Commenter's Profile Image Matt Mauck
April 4th, 2014
After you achieved the color you desired what did you use to seal the tooth? You stated you will have to re-bleach in the future?
Commenter's Profile Image Myla Villanueva
May 26th, 2014
It is mentioned that it is important to place a seal to prevent bleach penetrating down into the canal. Any recommendations on the seal?
Commenter's Profile Image Allyson Monferdini
June 18th, 2014
I use a glass ionomer for the seal when internally bleaching the tooth
Commenter's Profile Image Dr. Ilta
February 20th, 2015
What if the tooth would present additional restoration? What would be your treatment of choice? I have a patient with nearly the exact same tooth, but it has old restoration mesially. Should i choose Zirconia Crown, Emax or Porcelain Veneers?
Commenter's Profile Image Daniel C.
April 11th, 2016
If there is only a thin shell of enamel left , would you choose to restore it with composite? But as you mentioned that the relapse is as high as 50% , would this make it very difficult to redo internal bleaching since you have to grind out all composite from the inside?
Commenter's Profile Image Scot M.
April 11th, 2016
Nice job with this tooth.
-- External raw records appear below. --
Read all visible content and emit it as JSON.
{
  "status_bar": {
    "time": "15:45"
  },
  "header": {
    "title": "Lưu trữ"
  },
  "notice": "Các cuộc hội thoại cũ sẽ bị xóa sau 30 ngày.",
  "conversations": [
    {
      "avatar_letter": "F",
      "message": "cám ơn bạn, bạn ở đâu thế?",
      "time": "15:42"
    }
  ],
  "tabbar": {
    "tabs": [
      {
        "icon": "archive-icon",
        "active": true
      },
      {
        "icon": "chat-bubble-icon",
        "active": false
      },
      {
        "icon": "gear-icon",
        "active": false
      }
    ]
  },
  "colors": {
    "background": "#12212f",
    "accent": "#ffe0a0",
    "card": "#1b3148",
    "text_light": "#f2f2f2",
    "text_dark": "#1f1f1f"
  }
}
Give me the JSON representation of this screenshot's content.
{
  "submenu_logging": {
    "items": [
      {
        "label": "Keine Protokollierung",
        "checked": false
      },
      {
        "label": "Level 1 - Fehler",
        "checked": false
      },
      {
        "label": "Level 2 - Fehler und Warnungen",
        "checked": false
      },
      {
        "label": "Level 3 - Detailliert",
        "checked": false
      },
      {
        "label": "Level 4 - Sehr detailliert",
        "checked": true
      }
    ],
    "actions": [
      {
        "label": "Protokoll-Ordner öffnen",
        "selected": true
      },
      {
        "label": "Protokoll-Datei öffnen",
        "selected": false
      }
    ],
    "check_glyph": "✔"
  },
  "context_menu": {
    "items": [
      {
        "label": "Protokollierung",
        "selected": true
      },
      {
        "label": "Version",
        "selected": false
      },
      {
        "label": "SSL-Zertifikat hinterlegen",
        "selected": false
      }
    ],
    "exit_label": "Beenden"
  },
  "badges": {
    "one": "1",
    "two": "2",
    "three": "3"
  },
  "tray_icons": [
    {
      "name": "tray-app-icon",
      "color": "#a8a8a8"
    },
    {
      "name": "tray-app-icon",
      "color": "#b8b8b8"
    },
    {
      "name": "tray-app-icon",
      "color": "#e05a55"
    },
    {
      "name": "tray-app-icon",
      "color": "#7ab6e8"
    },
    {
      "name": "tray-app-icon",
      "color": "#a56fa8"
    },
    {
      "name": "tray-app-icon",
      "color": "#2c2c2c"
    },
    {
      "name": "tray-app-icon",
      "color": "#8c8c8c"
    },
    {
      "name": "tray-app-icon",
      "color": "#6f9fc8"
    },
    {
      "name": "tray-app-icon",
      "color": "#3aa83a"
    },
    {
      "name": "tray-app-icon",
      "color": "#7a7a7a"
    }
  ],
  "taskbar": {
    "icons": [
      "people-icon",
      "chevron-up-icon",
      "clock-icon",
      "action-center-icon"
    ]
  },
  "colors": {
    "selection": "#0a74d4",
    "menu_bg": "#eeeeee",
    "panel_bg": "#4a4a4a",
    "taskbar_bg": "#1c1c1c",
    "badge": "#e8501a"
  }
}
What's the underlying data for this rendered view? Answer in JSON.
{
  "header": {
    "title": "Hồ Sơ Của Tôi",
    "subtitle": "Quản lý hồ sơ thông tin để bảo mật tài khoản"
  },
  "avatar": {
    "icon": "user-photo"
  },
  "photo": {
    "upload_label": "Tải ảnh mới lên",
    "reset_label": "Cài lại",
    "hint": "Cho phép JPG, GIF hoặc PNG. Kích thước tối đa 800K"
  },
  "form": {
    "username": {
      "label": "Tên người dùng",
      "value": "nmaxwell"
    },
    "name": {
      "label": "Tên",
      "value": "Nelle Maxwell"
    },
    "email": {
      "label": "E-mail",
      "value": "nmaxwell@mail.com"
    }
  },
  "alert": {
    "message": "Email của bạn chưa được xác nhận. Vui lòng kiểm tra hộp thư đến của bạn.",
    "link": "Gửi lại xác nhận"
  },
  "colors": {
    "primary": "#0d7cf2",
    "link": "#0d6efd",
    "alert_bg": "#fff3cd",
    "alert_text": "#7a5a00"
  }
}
My concern like others is the wide access opening in this tooth and very thin facial enamel. Depending on the pt's occlusal habits and occlusion. Is a glass ionmer or even resin enough to keep this tooth from fracturing at the gingival margin? What would be the treatment plan- if it fractures below the avelolar crest? Is that risk worth not putting in some kind of fiber post and resin core for the sake of maybe having to bleach at future date? For me - the risk is to high.